Deswegen geht es im Fall der Wiederholung der Bundestagswahl in Berlin nicht nur um die direkt gewählten Berliner Bundestagsabgeordneten, sondern um Mandate aller Parteien aus dem ganzen Land.
Genau hier zeigt sich, dass unser komplett kaputtes Wahlsystem einen weiteren Systemfehler in sich trägt. Experten fordern schon lange, dass die Wahlprüfung in die Hände des Bundesverfassungsgerichts gelegt werden muss. Der Berliner Fall stellt eindrücklich unter Beweis, dass der Bundestag der falsche Platz für diese grundlegende demokratische Entscheidung ist.
Unsere erste Recherche:
Abgeordnete nutzen Systemversagen
Laut eines Spiegel-Berichts kursiert unter betroffenen Bundestagsabgeordneten der Plan, bei einer vollständig zu wiederholenden Bundestagswahl in Berlin dennoch vor das Bundesverfassungsgericht zu ziehen.
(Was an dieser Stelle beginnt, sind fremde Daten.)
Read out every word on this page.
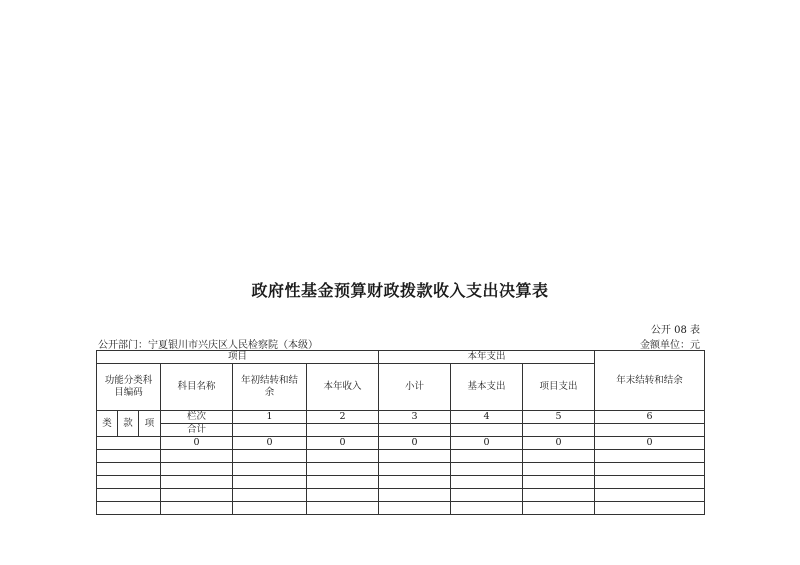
政府性基金预算财政拨款收入支出决算表
公开 08 表
公开部门：宁夏银川市兴庆区人民检察院（本级）	金额单位：元
项目						本年支出			年末结转和结余

功能分类科目编码			科目名称	年初结转和结余	本年收入	小计	基本支出	项目支出	
类	款	项	栏次	1	2	3	4	5	6
			合计						
			0	0	0	0	0	0	0
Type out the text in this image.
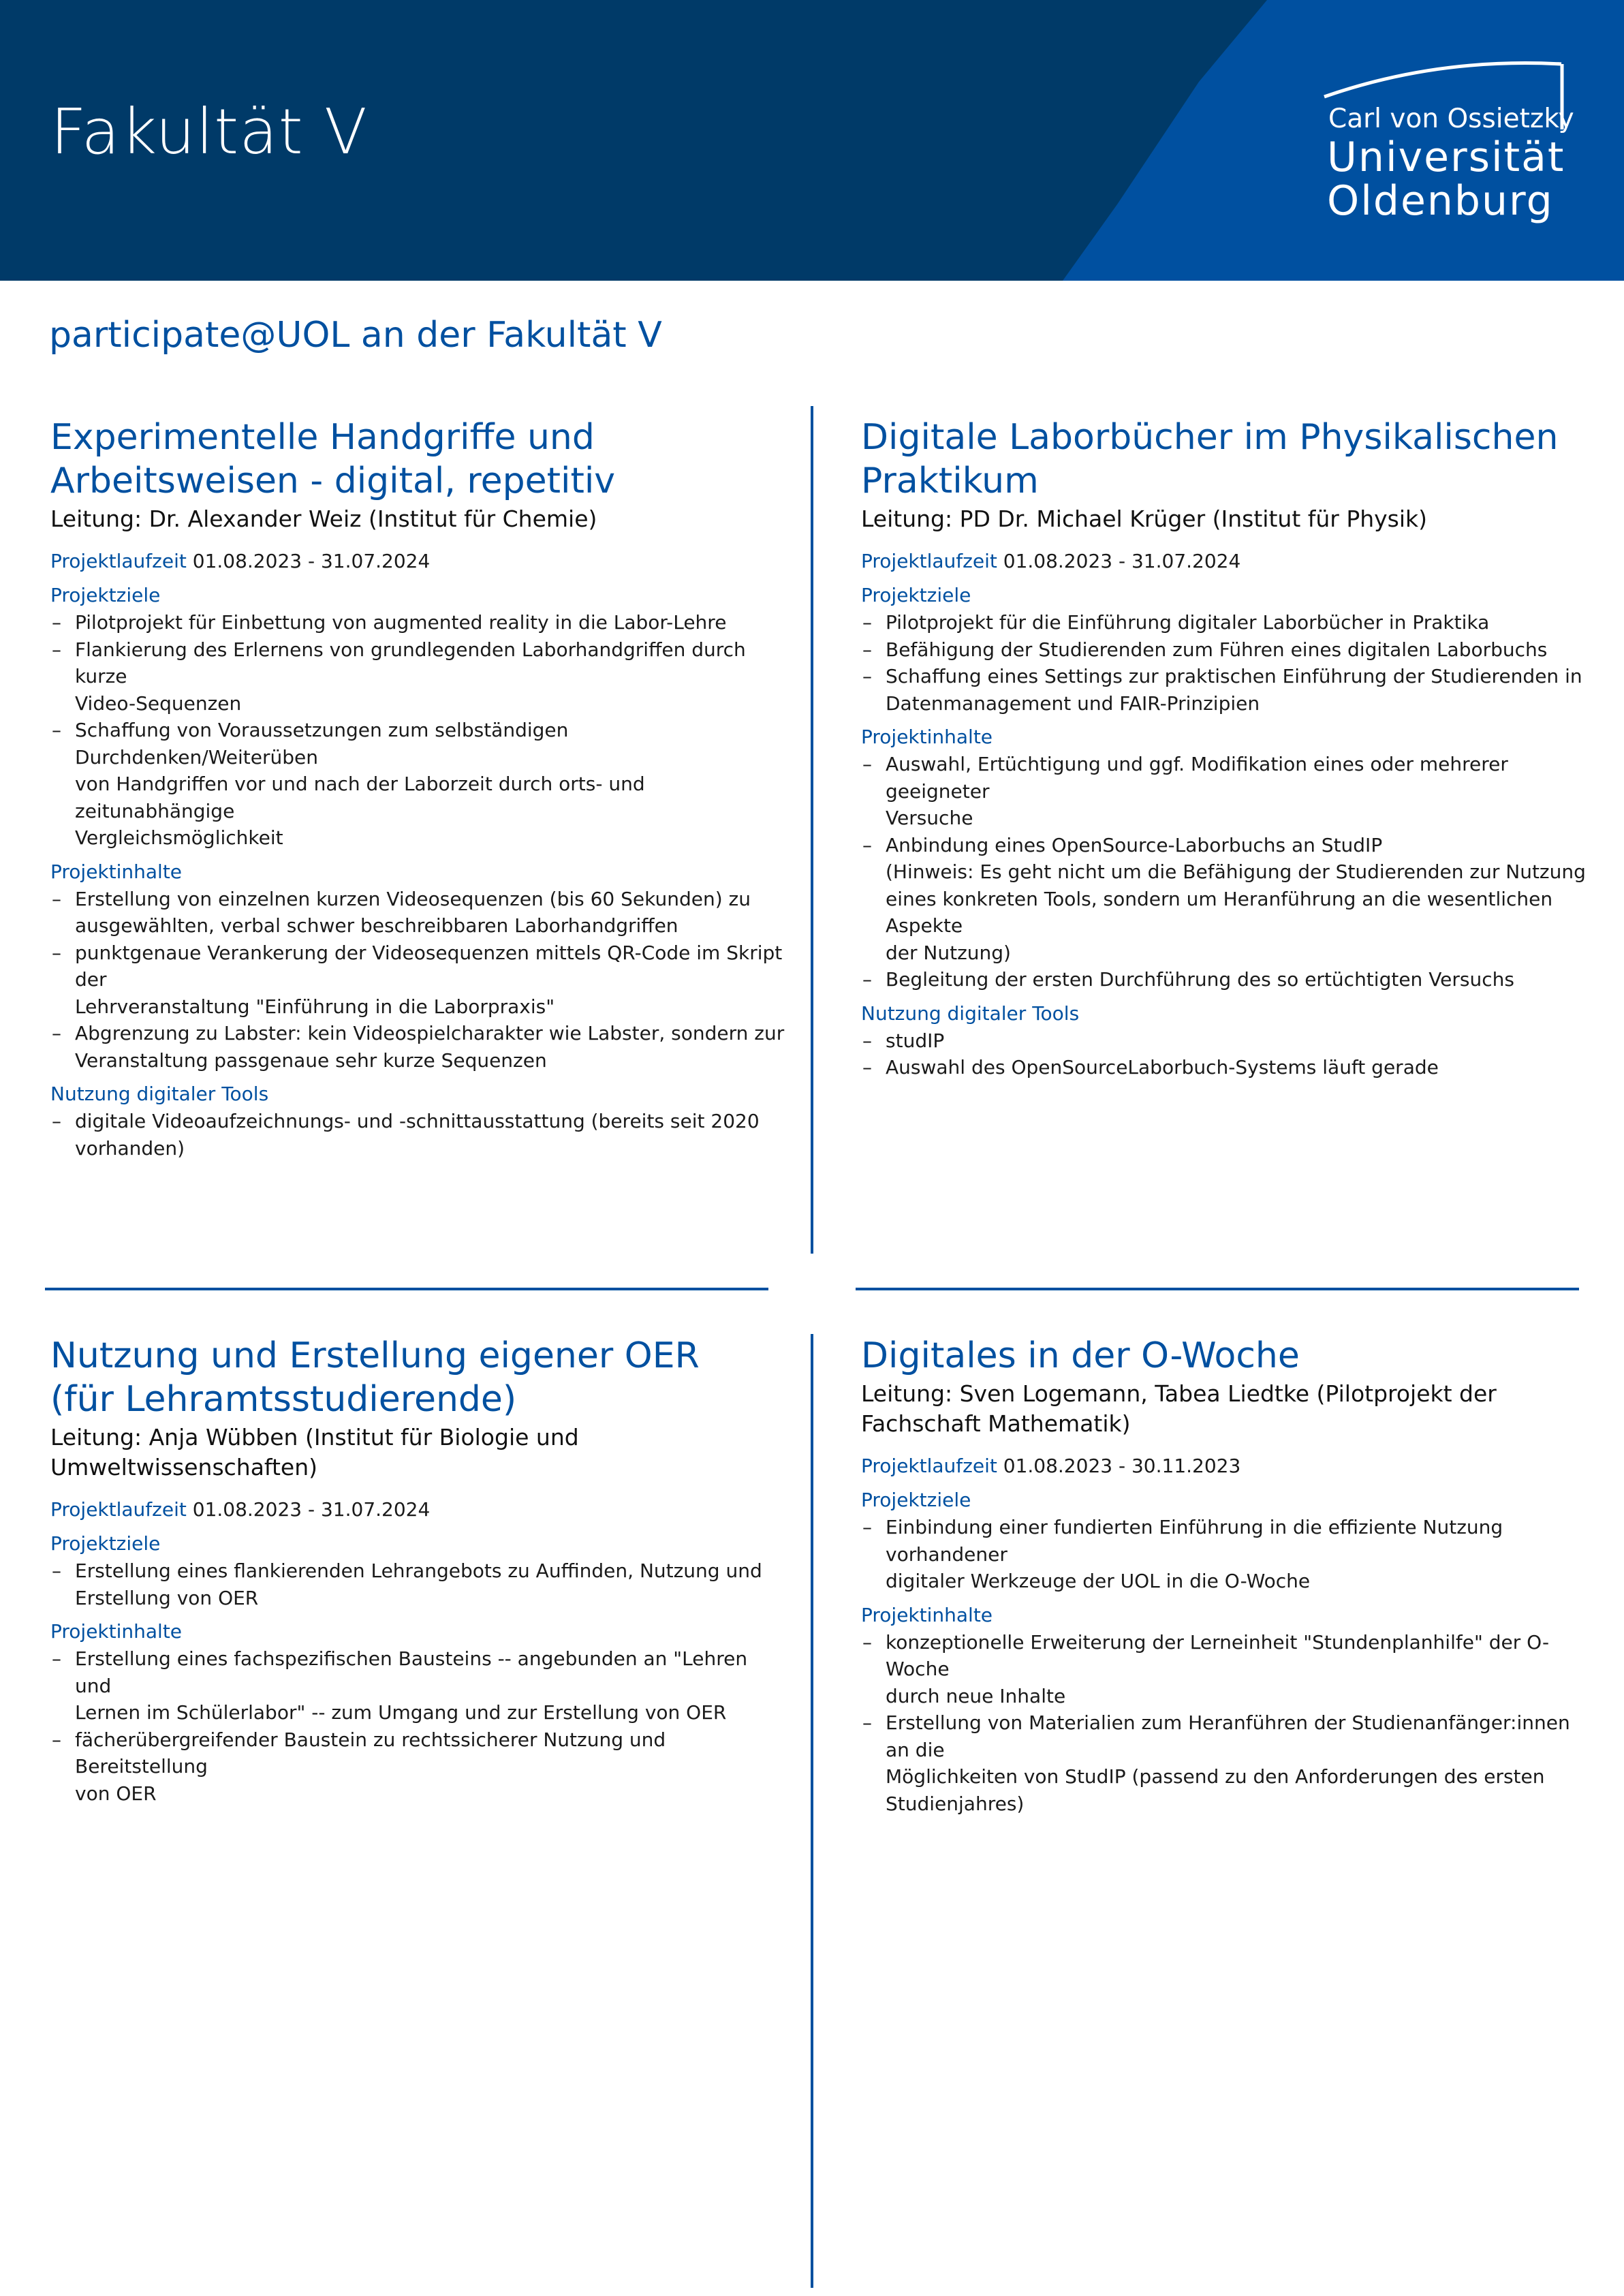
Fakultät V	Carl von Ossietzky
Universität
Oldenburg
participate@UOL an der Fakultät V
Experimentelle Handgriffe und
Arbeitsweisen - digital, repetitiv
Leitung: Dr. Alexander Weiz (Institut für Chemie)
Projektlaufzeit 01.08.2023 - 31.07.2024
Projektziele
– Pilotprojekt für Einbettung von augmented reality in die Labor-Lehre
– Flankierung des Erlernens von grundlegenden Laborhandgriffen durch kurze
Video-Sequenzen
– Schaffung von Voraussetzungen zum selbständigen Durchdenken/Weiterüben
von Handgriffen vor und nach der Laborzeit durch orts- und zeitunabhängige
Vergleichsmöglichkeit
Projektinhalte
– Erstellung von einzelnen kurzen Videosequenzen (bis 60 Sekunden) zu
ausgewählten, verbal schwer beschreibbaren Laborhandgriffen
– punktgenaue Verankerung der Videosequenzen mittels QR-Code im Skript der
Lehrveranstaltung "Einführung in die Laborpraxis"
– Abgrenzung zu Labster: kein Videospielcharakter wie Labster, sondern zur
Veranstaltung passgenaue sehr kurze Sequenzen
Nutzung digitaler Tools
– digitale Videoaufzeichnungs- und -schnittausstattung (bereits seit 2020
vorhanden)
Digitale Laborbücher im Physikalischen
Praktikum
Leitung: PD Dr. Michael Krüger (Institut für Physik)
Projektlaufzeit 01.08.2023 - 31.07.2024
Projektziele
– Pilotprojekt für die Einführung digitaler Laborbücher in Praktika
– Befähigung der Studierenden zum Führen eines digitalen Laborbuchs
– Schaffung eines Settings zur praktischen Einführung der Studierenden in
Datenmanagement und FAIR-Prinzipien
Projektinhalte
– Auswahl, Ertüchtigung und ggf. Modifikation eines oder mehrerer geeigneter
Versuche
– Anbindung eines OpenSource-Laborbuchs an StudIP
(Hinweis: Es geht nicht um die Befähigung der Studierenden zur Nutzung
eines konkreten Tools, sondern um Heranführung an die wesentlichen Aspekte
der Nutzung)
– Begleitung der ersten Durchführung des so ertüchtigten Versuchs
Nutzung digitaler Tools
– studIP
– Auswahl des OpenSourceLaborbuch-Systems läuft gerade
Nutzung und Erstellung eigener OER
(für Lehramtsstudierende)
Leitung: Anja Wübben (Institut für Biologie und
Umweltwissenschaften)
Projektlaufzeit 01.08.2023 - 31.07.2024
Projektziele
– Erstellung eines flankierenden Lehrangebots zu Auffinden, Nutzung und
Erstellung von OER
Projektinhalte
– Erstellung eines fachspezifischen Bausteins -- angebunden an "Lehren und
Lernen im Schülerlabor" -- zum Umgang und zur Erstellung von OER
– fächerübergreifender Baustein zu rechtssicherer Nutzung und Bereitstellung
von OER
Digitales in der O-Woche
Leitung: Sven Logemann, Tabea Liedtke (Pilotprojekt der
Fachschaft Mathematik)
Projektlaufzeit 01.08.2023 - 30.11.2023
Projektziele
– Einbindung einer fundierten Einführung in die effiziente Nutzung vorhandener
digitaler Werkzeuge der UOL in die O-Woche
Projektinhalte
– konzeptionelle Erweiterung der Lerneinheit "Stundenplanhilfe" der O-Woche
durch neue Inhalte
– Erstellung von Materialien zum Heranführen der Studienanfänger:innen an die
Möglichkeiten von StudIP (passend zu den Anforderungen des ersten
Studienjahres)
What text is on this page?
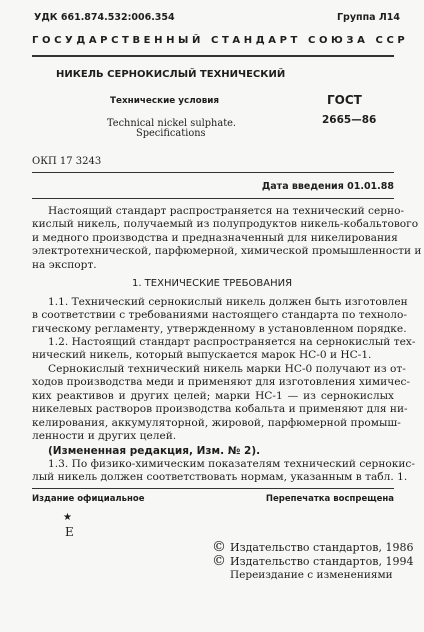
УДК 661.874.532:006.354	Группа Л14
ГОСУДАРСТВЕННЫЙ СТАНДАРТ СОЮЗА ССР
НИКЕЛЬ СЕРНОКИСЛЫЙ ТЕХНИЧЕСКИЙ
Технические условия
Technical nickel sulphate.
Specifications
ГОСТ
2665—86
ОКП 17 3243
Дата введения 01.01.88
Настоящий стандарт распространяется на технический серно-
кислый никель, получаемый из полупродуктов никель-кобальтового
и медного производства и предназначенный для никелирования
электротехнической, парфюмерной, химической промышленности и
на экспорт.
1. ТЕХНИЧЕСКИЕ ТРЕБОВАНИЯ
1.1. Технический сернокислый никель должен быть изготовлен
в соответствии с требованиями настоящего стандарта по техноло-
гическому регламенту, утвержденному в установленном порядке.
1.2. Настоящий стандарт распространяется на сернокислый тех-
нический никель, который выпускается марок НС-0 и НС-1.
Сернокислый технический никель марки НС-0 получают из от-
ходов производства меди и применяют для изготовления химичес-
ких реактивов и других целей; марки НС-1 — из сернокислых
никелевых растворов производства кобальта и применяют для ни-
келирования, аккумуляторной, жировой, парфюмерной промыш-
ленности и других целей.
(Измененная редакция, Изм. № 2).
1.3. По физико-химическим показателям технический сернокис-
лый никель должен соответствовать нормам, указанным в табл. 1.
Издание официальное	Перепечатка воспрещена
★
Е
© Издательство стандартов, 1986
© Издательство стандартов, 1994
Переиздание с изменениями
Man hofft dort aber nicht auf eine Entscheidung in ihrem Sinne, sondern spielt auf Zeit. Das Verfahren soll künstlich in die Länge gezogen werden und man geht davon aus, dass die Legislaturperiode vorüber ist, bevor das Gericht abschließend entscheiden kann.
So machen sich Abgeordnete die mehrfachen Staatsdefekte im Wahlsystem, der Berliner Verwaltung, bei der Zuständigkeit der Wahlprüfung und in der Gerichtsbarkeit zunutze, um ihre gut bezahlten Jobs für sich und ihre engen Parteifreunde zu erhalten.
Bürger, die von diesen Volksvertretern eigentlich repräsentiert werden sollen, können nur fassungslos zusehen.
Zieht der Bundestag nach?
Doch der Bundestag steht wegen seiner Entscheidung gegen eine umfangreiche Wahlwiederholung unter Druck. Immerhin hat das Landesverfassungsgericht festgestellt, dass die Wahlen am Berliner Superwahltag als ungültig zu bewerten sind. Warum diese Bewertung nur für die Abgeordnetenhaus- und BVV-Wahlen gelten soll und nicht für die zeitgleich stattfindende Bundestagswahl, bleibt unklar.
Nach der Entscheidung des Berliner Verfassungsgerichts muss zumindest der Wahlprüfungsausschuss erklären, ob er seine Bewertung der Vorgänge aufrechterhält. Mit etwas öffentlichem Druck könnte es auch zu einer vollständigen Wahlwiederholung der Bundestagswahl in Berlin kommen. Wenn sich das Bundesverfassungsgericht nicht austricksen lässt, wäre sogar eine starke Veränderung der Zusammensetzung des Bundestags möglich. Aber die politische Erfahrung zeigt, dass dieser Weg wohl sehr unwahrscheinlich ist. Zu groß ist das Eigeninteresse der Diätenempfänger mit Bundestagsmandat.
Ein Sieg der Wahlbeobachter
Unzählige Einsprüche gegen alle Berliner Wahlen vom 26. September 2021 kamen von Wahlbeobachtern, die das Chaos am eigenen Leib miterlebt haben. Als wir am Tag der Bundestagswahl die Meldungen der Berliner Wahlbeobachter erhielten, glaubten wir zunächst an einen schlechten Scherz. Zu absurde Informationen trudelten ein, die sich auch nicht bei örtlichen Verantwortlichen überprüfen ließen. Die komplette Struktur der Landeswahlleitung war zusammengebrochen.
Wenn uns das nächste Mal jemand sagt, die Wahlen in Deutschland seien sicher, dann verweisen wir auf das Verfassungsgerichtsurteil von gestern und auf die Berliner Unfähigkeit.
In Krisenzeiten wird Wahlbeobachtung immer wichtiger. Wir kämpfen nicht nur gegen Wahlfälscher und Betrüger, sondern auch gegen komplett unfähige Verantwortliche, die nicht wissen, welchen Schaden sie unserem Land zufügen.
Merkt euch den 12. Februar 2023 als Wahlbeobachter (auch aus anderen Bundesländern) oder Wahlhelfer vor! Wir werden euch brauchen.